The wide research with single crystal surfaces along the 1970s showed that the correlations found by Gerischer , Kolb and Przasnyski [94, 95] could only be applied semiquantitatively to polycrystalline surfaces, since the actual situation concerning single crystal surfaces is considerably more complex [107, 127]. The concept of a binding energy only determined by electronegativity effects was found as insufficient, and the need for more complex models taking into account surface geometry and lateral interactions emerged.

1.4 Upd Under the Loupe: Then and Now

In the 1980s the study of upd was favored by the great synergy between the high degree of surface control offered by single crystals and the development of new and powerful surface techniques. The possibility of direct imaging of surfaces and the availability of structural information in direct and reciprocal space gave many answers in the upd field and opened many other ones. Chapters 2 and 3 deal with these and other studies. The great flexibility of upd to generate surfaces with mixed properties motivated a great body of work using upd systems as model catalytic systems. Chapter 4 deals with application of upd to electrocatalysis.

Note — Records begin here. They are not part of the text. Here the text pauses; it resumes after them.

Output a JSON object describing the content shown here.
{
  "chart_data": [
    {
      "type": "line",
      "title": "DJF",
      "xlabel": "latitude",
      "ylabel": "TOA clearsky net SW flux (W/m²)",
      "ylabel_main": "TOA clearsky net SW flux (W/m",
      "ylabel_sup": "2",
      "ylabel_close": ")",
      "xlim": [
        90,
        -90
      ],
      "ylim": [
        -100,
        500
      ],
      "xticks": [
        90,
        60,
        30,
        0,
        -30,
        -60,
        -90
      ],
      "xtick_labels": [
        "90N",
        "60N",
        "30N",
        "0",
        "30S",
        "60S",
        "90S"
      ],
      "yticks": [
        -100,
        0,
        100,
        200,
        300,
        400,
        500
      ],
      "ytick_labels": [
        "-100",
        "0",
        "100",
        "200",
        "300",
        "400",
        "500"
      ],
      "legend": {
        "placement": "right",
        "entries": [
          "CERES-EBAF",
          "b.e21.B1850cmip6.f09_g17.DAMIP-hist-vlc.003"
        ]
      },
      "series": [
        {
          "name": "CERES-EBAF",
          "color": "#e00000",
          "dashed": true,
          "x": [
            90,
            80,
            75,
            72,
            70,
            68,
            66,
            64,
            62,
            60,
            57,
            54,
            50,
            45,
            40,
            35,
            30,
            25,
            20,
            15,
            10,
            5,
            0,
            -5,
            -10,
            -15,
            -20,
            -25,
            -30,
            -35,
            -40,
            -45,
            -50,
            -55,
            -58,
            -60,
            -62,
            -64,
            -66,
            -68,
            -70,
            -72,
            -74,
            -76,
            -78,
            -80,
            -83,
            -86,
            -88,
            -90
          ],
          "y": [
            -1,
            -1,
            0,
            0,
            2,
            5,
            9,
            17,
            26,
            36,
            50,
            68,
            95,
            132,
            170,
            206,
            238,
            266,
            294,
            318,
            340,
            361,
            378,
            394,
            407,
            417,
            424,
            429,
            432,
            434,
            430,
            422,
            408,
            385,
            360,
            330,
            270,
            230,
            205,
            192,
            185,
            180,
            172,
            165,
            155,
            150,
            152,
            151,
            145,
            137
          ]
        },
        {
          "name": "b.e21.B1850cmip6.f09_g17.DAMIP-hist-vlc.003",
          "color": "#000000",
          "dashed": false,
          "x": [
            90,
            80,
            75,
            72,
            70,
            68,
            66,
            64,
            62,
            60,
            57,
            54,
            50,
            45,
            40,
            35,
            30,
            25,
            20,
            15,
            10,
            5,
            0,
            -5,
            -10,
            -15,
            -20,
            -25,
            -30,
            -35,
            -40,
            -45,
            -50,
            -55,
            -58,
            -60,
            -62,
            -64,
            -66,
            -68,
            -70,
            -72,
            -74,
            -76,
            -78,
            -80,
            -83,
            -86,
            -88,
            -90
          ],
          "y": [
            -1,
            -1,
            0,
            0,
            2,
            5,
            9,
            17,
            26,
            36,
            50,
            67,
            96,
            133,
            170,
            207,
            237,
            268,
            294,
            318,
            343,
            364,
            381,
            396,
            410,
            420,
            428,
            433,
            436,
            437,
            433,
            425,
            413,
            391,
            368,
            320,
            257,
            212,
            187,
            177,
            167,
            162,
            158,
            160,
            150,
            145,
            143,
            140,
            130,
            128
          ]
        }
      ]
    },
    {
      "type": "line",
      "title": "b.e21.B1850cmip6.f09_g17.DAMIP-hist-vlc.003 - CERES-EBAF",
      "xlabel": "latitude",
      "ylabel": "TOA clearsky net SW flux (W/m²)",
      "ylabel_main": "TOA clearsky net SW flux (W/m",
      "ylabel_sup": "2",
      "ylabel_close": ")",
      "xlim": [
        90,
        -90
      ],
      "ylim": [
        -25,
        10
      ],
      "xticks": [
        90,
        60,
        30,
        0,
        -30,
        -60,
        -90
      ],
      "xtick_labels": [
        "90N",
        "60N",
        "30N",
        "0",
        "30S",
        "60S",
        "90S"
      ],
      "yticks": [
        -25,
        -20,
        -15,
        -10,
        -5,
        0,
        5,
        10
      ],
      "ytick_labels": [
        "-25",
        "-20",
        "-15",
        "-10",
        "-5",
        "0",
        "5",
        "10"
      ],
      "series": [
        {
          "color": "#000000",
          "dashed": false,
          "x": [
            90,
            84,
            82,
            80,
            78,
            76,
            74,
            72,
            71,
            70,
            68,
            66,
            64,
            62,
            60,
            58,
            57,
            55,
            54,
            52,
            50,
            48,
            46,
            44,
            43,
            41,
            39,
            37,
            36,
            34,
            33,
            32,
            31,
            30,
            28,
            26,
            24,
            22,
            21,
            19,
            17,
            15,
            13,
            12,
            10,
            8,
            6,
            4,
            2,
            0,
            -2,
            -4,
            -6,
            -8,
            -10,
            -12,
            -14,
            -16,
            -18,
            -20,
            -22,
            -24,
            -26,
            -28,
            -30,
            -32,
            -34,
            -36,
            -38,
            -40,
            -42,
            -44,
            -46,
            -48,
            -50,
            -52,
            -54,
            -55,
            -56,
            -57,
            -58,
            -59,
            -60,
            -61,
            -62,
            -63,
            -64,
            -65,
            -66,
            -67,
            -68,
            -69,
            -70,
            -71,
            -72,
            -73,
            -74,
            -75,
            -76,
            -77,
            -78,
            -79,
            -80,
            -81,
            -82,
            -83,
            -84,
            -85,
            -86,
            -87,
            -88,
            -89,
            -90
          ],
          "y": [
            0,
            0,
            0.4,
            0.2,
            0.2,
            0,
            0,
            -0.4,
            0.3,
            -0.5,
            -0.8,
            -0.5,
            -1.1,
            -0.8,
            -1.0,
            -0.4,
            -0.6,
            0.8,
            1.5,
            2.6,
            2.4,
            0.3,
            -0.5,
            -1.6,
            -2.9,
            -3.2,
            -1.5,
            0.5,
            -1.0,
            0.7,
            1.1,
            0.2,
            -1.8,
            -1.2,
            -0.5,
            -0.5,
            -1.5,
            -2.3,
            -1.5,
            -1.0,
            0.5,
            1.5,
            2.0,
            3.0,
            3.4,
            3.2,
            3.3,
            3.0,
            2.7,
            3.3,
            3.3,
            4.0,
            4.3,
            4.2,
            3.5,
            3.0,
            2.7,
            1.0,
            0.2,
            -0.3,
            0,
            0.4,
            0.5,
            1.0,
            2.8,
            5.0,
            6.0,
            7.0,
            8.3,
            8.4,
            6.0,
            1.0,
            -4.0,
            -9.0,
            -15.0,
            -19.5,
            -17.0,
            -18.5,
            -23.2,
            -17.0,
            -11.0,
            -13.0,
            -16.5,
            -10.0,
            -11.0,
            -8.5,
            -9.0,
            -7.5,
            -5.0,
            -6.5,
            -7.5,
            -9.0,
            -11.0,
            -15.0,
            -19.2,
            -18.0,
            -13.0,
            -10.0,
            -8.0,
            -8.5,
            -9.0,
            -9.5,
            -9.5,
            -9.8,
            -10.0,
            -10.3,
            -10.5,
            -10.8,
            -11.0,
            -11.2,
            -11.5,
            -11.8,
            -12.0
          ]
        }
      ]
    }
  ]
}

The massification on computer use, the increasing computer power appearing in the 1990s, as well as the development of new software allowed performing virtual experiments (simulations) of increasing complexity for upd. Chapter 5 reports on these advances.

The advent of nanoscience in the 1990s also reached upd applications in this field, though with a decade of delay. Chapter 6 describes this emerging research area, where upd and galvanic replacement appear as a powerful tool for the design of new materials in the nanoscale.

The new trends and perspectives for upd will be described in Chap. 7.